Linux command line task management with jobs, BG, FG and nohup – multitasking

Often I see people waiting while their command is executing, impatiently tapping their desk until a file copy or command has finished.

They are often amazed when I show them that the Linux command line has a way of sending pending commands to the background, so you can continue on another task.

Below is a gif screencast which shows:

  • ping to localhost
  • ctrl+z sent to background
  • jobs overview of all jobs
  • bg continue job in background
  • fg return job to foreground

This is only a small portion of the capabilities of these commands. As always, the man pages are a good starter if you’d like more information about what these commands can do more.

Advanced

The following tips might come in handy if you are looking for more streamlined task and job handling.

Redirect error to standard

If you run multiple jobs in the background, it is possible that you get errors directed at your standard terminal redirect standard and error to stdout. A quick way of redirecting error (stderr) to stdout is adding the following snippet at the end of your command.

2>&1

Output to both file and terminal

Tee The command tee allows you to both output to stdout and file, which means you are both logging and seeing what is happening.

Output to ping.log:
ping localhost > ping.log

Output to ping.log and terminal:
ping localhost |tee -a ping.log

Keep processes running while no longer connected

Saving one of the best commands for last. nohup. It means “no hang up”, and means that the process you ran does not stop after you disconnect. Hang up is coming from quite a long time ago when it meant dialling into a system.
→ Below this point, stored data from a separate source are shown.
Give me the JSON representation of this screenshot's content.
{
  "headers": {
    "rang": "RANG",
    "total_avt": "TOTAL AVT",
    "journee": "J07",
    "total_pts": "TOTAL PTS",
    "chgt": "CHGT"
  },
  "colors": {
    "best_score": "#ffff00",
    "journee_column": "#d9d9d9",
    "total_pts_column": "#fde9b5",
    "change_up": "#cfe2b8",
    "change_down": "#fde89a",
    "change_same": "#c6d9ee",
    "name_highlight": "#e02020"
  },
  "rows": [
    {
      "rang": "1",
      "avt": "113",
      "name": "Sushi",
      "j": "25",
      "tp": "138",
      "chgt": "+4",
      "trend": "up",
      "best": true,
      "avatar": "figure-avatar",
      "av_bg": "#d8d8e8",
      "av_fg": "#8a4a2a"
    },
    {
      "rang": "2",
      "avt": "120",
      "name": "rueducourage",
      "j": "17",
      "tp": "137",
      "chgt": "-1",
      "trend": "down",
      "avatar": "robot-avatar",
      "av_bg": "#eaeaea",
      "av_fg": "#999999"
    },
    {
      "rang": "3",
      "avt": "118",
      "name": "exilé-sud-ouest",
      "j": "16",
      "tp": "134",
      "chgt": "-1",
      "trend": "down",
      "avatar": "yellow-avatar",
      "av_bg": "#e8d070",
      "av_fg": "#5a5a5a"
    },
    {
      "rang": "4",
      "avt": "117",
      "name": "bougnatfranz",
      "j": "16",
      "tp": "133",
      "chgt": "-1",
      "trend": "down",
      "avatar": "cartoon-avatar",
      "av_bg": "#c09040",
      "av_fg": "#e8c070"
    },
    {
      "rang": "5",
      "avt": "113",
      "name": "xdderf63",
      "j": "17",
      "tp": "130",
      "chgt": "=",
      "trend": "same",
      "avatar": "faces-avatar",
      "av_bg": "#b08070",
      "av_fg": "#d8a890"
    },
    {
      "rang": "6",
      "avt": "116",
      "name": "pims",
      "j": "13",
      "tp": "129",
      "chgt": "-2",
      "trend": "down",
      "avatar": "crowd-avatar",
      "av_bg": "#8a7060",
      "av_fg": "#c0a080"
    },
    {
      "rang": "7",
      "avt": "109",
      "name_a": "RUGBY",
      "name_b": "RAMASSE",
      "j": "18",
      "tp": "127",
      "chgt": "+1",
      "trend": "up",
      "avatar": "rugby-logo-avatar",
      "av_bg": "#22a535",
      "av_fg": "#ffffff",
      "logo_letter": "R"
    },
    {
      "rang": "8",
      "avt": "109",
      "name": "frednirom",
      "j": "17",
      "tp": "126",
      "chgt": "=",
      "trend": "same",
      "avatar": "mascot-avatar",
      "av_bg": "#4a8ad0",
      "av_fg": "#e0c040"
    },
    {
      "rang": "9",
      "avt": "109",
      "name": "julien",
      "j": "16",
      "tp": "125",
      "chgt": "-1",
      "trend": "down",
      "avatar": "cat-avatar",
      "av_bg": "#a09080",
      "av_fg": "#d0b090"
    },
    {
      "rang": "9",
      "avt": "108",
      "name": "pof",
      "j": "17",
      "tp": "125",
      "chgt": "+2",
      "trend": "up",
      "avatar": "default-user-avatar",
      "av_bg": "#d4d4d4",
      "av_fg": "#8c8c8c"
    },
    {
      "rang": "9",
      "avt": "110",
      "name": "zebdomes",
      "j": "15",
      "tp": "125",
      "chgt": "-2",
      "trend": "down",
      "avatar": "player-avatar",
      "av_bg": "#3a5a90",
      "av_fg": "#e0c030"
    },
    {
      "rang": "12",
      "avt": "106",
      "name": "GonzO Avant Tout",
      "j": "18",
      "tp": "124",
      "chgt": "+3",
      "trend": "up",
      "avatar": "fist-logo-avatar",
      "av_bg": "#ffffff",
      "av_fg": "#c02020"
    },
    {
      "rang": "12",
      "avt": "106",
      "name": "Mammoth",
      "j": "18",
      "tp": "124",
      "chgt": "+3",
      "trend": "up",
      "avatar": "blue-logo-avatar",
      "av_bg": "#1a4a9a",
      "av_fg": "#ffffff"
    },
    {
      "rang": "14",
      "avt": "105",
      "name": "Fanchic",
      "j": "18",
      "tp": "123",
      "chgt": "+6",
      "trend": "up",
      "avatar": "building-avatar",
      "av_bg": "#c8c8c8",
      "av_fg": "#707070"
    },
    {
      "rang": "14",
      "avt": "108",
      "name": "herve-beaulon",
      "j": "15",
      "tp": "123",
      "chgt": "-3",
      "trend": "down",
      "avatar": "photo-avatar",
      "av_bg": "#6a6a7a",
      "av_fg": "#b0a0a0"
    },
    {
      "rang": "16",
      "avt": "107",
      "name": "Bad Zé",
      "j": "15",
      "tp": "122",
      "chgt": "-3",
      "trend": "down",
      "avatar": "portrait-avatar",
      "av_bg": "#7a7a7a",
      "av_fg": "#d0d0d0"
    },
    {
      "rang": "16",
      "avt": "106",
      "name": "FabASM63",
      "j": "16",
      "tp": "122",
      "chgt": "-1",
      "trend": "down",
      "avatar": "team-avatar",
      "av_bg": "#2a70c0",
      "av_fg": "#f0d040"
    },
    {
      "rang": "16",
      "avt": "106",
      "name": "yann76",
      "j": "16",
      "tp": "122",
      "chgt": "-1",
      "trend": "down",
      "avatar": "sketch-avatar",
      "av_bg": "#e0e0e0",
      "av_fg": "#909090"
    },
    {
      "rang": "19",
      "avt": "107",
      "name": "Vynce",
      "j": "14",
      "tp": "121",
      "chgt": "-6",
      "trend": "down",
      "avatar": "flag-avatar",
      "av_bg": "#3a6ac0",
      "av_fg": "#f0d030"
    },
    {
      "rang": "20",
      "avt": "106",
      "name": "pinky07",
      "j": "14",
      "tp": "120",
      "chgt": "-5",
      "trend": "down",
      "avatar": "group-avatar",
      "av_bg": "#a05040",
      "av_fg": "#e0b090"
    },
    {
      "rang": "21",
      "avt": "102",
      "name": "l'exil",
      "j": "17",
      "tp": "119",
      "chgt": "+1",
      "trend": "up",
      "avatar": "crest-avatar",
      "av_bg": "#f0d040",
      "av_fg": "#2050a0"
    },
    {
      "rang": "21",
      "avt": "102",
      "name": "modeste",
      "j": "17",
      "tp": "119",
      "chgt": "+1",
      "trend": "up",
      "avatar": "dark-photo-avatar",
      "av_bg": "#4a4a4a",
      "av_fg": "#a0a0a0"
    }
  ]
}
nohup is particularly handy if:

  1. You are remotely connecting to a machine
  2. and/or have long running processes
  3. and/or have a patchy connection
  4. and/or simply don’t want to wait for the process to finish

Notes about nohup

Our running process does not show up in jobs, because it was started in a different session. Using nohup means after hang up it is disconnected from whichever session in which it was started. I used pkill ping, which stops everything which matches the search query, use with caution. Check with pgrep ping or ps aux | grep ping if you are doubting.

Super tip

What if a command you are running is taking longer than you expected, then you can nohup that command afterwards by using disown.

ctrl + z to send the current process to background

bg to continue running that process in the background

jobs to determine that process its job number

disown -h [job number] means the process will continue after your hangup

Tip: If you have only one process in the background, disown -a disowns all processes. Even quicker!